Trust? What trust? The trust that if you play by the rules, you’ll be rewarded? That was a fairy tale your parents told you because the truth was too ugly. The truth is the house always wins, and the house is now run by a server farm in some godforsaken data center. The generations aren’t at war; they’re just different classes of inmates in the same prison, and the old-timers are just sad that the new fish won’t get to enjoy the same familiar beatings they did.
The government, of course, has a plan. They always have a plan. Some minister is urging everyone to “act now” and get AI skills. They want to train 7.5 million workers. Train them for what? To be the ghost in the machine? To be the guy who whispers prompts into the AI’s ear? “Hey, ChatGPT, can you write me a report that sounds like a human being wrote it before they lost the will to live?”
You’re not learning a skill; you’re learning to be a better middle-man for your own replacement. You’re the guy who used to shovel coal, now being “retrained” to polish the new atomic reactor. It’s a joke. It’s a way to make you feel useful while the world you understood disappears. I need another cigarette.
Here’s the thing they don’t want to print in their respectable newspapers. Here’s the secret I’ve learned from the bottom of a thousand bottles. This whole thing might be the best thing that ever happened to you kids.
They’re taking away the bottom rung of the ladder? Good. The whole damn ladder was propped up against the wrong wall. It led to a life of quiet desperation, of meetings that could have been emails, of forced smiles and cheap suits. It led to a mortgage, two-point-five kids, a slow-growing paunch, and the nagging feeling that you missed the whole point.
The robots are coming to do the boring work? Let them. Let the AI summarize the reports. Let it analyze the market trends. Let it write the soulless marketing copy. Let it handle the performance reviews. Let it have the whole damn thing.
What are you left with?
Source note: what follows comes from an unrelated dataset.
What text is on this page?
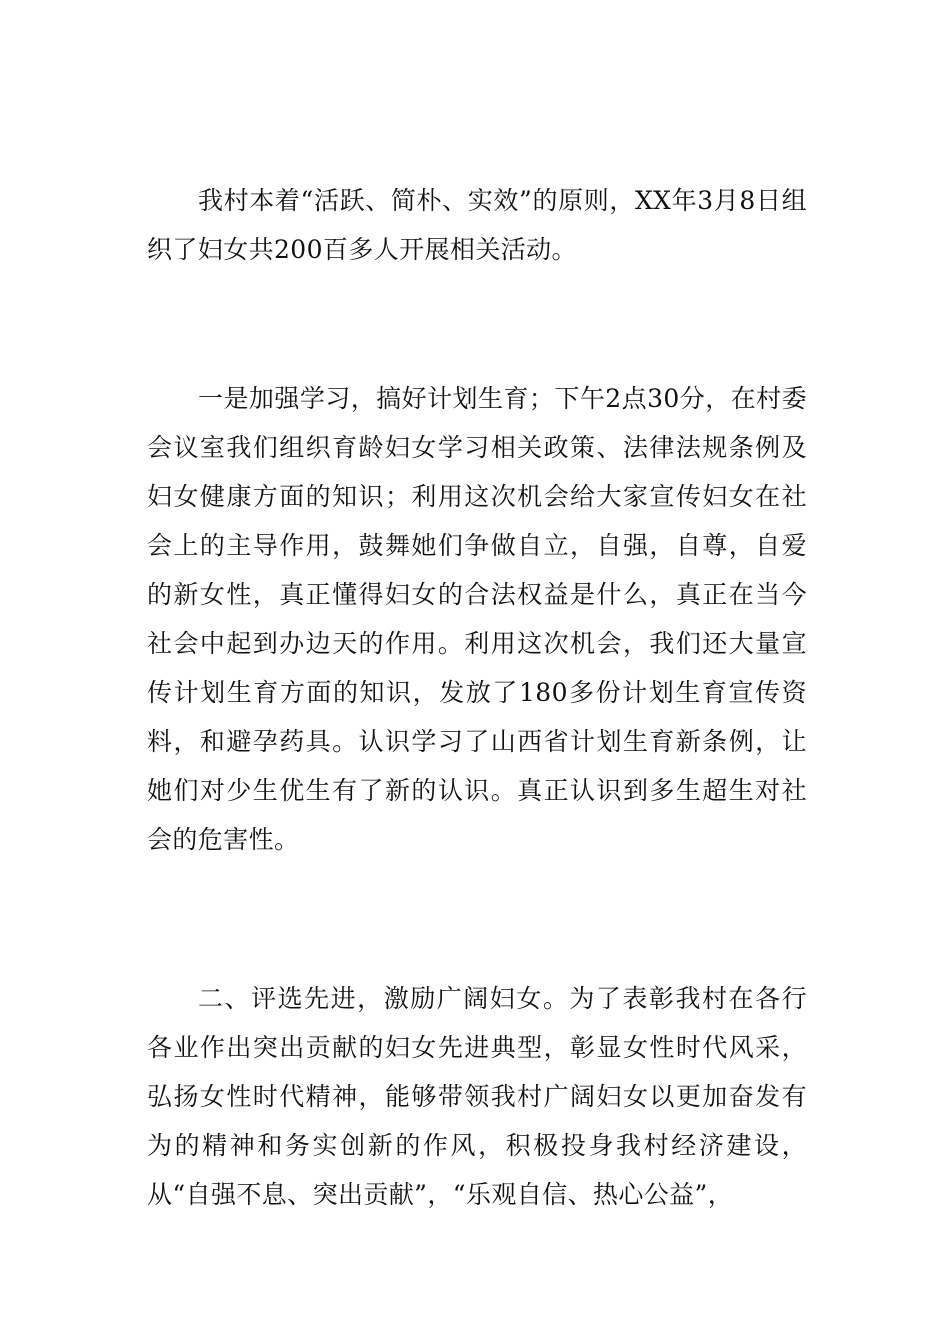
我村本着“活跃、简朴、实效”的原则，XX年3月8日组织了妇女共200百多人开展相关活动。

一是加强学习，搞好计划生育；下午2点30分，在村委会议室我们组织育龄妇女学习相关政策、法律法规条例及妇女健康方面的知识；利用这次机会给大家宣传妇女在社会上的主导作用，鼓舞她们争做自立，自强，自尊，自爱的新女性，真正懂得妇女的合法权益是什么，真正在当今社会中起到办边天的作用。利用这次机会，我们还大量宣传计划生育方面的知识，发放了180多份计划生育宣传资料，和避孕药具。认识学习了山西省计划生育新条例，让她们对少生优生有了新的认识。真正认识到多生超生对社会的危害性。

二、评选先进，激励广阔妇女。为了表彰我村在各行各业作出突出贡献的妇女先进典型，彰显女性时代风采，弘扬女性时代精神，能够带领我村广阔妇女以更加奋发有为的精神和务实创新的作风，积极投身我村经济建设，从“自强不息、突出贡献”，“乐观自信、热心公益”，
You’re left with the stuff the machines can’t do. They can’t get drunk and write a terrible poem. They can’t fall in love with the wrong woman and have their heart ripped out. They can’t feel the sun on their face after a long night of bad decisions. They can’t create something truly, gloriously, beautifully human and flawed. They can’t paint a masterpiece, and they can’t paint a mess. They can only imitate.
You’ve been given a gift, wrapped in the ugly paper of unemployment. You’ve been freed. The path they laid out for you is gone. The cage door is open. Now you have to figure out what to do with the terror of all that freedom.
Will it be easy? Hell no. It’ll be brutal. You’ll be poor. You’ll be lost. You’ll wonder what the hell you’re doing with your life. Welcome to the club. That’s where all the interesting stuff happens. The alternative was to get that entry-level job and wonder the same thing twenty years later, only by then you’d be too comfortable and too scared to do anything about it.
So cry about it if you must. Curse the machines. Curse the old men who sold you a bad bill of goods. Get it out of your system. Then go do something the machines can’t. Go build something with your hands. Go write a story that nobody will read. Go start a fight in a bar. Go be a magnificent failure.
Let the AI have the spreadsheets and the quarterly reports. We’ll keep the hangovers, the heartbreaks, and the occasional, fleeting moments of pure, unadulterated life. I know which side of that trade I want to be on.
The robots aren’t eclipsing young talent. They’re just getting rid of the jobs that were eclipsing it all along.
Now, this keyboard is starting to look blurry. Time to see a man about a bottle.